Dituding Tukang Utang, Pemerintah Buka-bukaan Data

Dituding Tukang Utang, Pemerintah Buka-bukaan Data

Kepala Staf Kepresidenan Moeldoko bahas pembentukan Gugus Tugas RUU PKS dengan Menteri PPA Bintang dan Wamenkumham (Foto: dok. KSP)

Jakarta - Kantor Staf Presiden (KSP) kembali menggelar webinar KSP Mendengar. Kali ini pembahasannya mengenai utang negara.

Kepala Staf Kepresidenan Moeldoko menegaskan, webinar itu mewadahi masyarakat yang ingin bertanya sekaligus melontarkan kritik mengenai utang negara. Dalam acara ini pemerintah juga akan membuka data terkait utang negara.

"Tentang kenapa kita harus utang, bagaimana defisit, bagaimana kita mengembalikan nanti ada ahlinya. Saya tidak akan membatasi silahkan bertanya, mengkritik juga silahkan, kita akan dengarkan baik-baik," ucap Moeldoko, Selasa (23/2/2021).

Stafsus Menteri Keuangan Bidang Komunikasi Strategis Yustinus Prastowo pun membuka data terkait utang pemerintah saat ini. Dia mengakui penarikan utang di 2020 memang meningkat, namun itu karena pandemi COVID-19 yang memaksa pemerintah melakukan pembiayaan lebih besar untuk mendanai pemulihan ekonomi dan kesehatan. Terlihat dari defisit anggaran yang mencapai 6,09% dari PDB atau Rp 956 triliun.

"Penarikan utang memang lebih besar di 2020 karena pandemi. Tapi secara tahunan dari 2015 sebenarnya relatif stabil kecuali karena COVID-19 tahun lalu," tuturnya.

Selama 2020 pemerintah sendiri menarik utang sebesar Rp 1.226,9 triliun. Terdiri dari surat berharga negara (SBN) Rp 1.117,2 triliun dan pinjaman sebesar Rp 49,7 triliun.

Memang jika dilihat dari 3 tahun sebelumnya pembiayaan utang relatif stabil. Pada 2017 sebesar Rp 422 triliun, 2018 sebesar Rp 372 triliun dan 2019 sebesar Rp 437 triliun.

Yustinus juga menunjukan data pendukung lainnya, seperti defisit fiskal Indonesia yang melebar ke posisi 6,1% terhadap PDB di 2020. Menurutnya pelebaran defisit itu masih lebih baik dari banyak negara lainnya.

"Dari sisi defisit fiskal meski sudah dialokasikan sangat besar kita 6,1% tapi dibanding negara lain kita cukup moderat. Negara lain bahkan sampai double digit ada yang sampai 20%," terangnya.

 

Yustinus juga menjabarkan data proyeksi IMF atas utang publik Indonesia yang mencapai 38,5% terhadap PDB. Menurutnya juga itu relatif rendah dan bahkan paling rendah dibandingkan se-ASEAN.

"Di ASEAN penambahan utang kita paling kecil. Ini sekaligus mengklarifikasi banyak tuduhan seolah-olah kita ini tukang utang dan utang kita sudah tidak aman.
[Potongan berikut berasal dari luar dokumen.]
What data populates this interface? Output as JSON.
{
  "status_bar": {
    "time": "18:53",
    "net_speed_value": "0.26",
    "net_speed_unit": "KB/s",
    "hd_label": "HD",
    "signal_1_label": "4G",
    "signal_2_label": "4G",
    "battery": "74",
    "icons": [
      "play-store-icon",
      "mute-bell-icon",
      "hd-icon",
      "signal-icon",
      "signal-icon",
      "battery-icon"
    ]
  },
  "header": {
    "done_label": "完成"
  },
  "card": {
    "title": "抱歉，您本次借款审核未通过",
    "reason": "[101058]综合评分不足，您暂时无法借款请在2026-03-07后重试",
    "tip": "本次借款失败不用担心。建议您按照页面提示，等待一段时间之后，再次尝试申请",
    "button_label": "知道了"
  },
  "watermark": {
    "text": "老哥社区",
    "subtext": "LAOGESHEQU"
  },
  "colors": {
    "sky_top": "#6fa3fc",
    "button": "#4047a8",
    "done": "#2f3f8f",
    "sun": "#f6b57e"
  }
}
Kita bandingkan ternyata kita relatif lebih baik," tambahnya.

Kemudian dari sisi perkembangan utang pemerintah terhadap PDB menurut Kemenkeu dalam 10 tahun masih berada di bawah 30% dari PDB. Hanya di 2029 yang mencapai 38,7% dari PDB atau mencapai Rp 6.074,56 triliun.

Angka itu memang terlihat besar, namun Yustinus menegaskan bahwa itu relatif masih aman. Sebab dalam rasio pajak terhadap utang atau tax to debt ratio masih 38,32%. Rasio itu menurutnya menunjukan Indonesia masih memiliki kemampuan membayar utang dari pajak.

"Dibanding banyak negara hanya di bawah Turki dan Afrika Selatan. Tapi kita lebih baik dibanding Brazil, Singapura, Malaysia, Thailand dan Filipina. Artinya kita punya kemampuan lebih besar dalam pembayaran utang. Karena rasio pendapatan pajak kita terhadap utang lebih tinggi dibanding banyak negara," terangnya.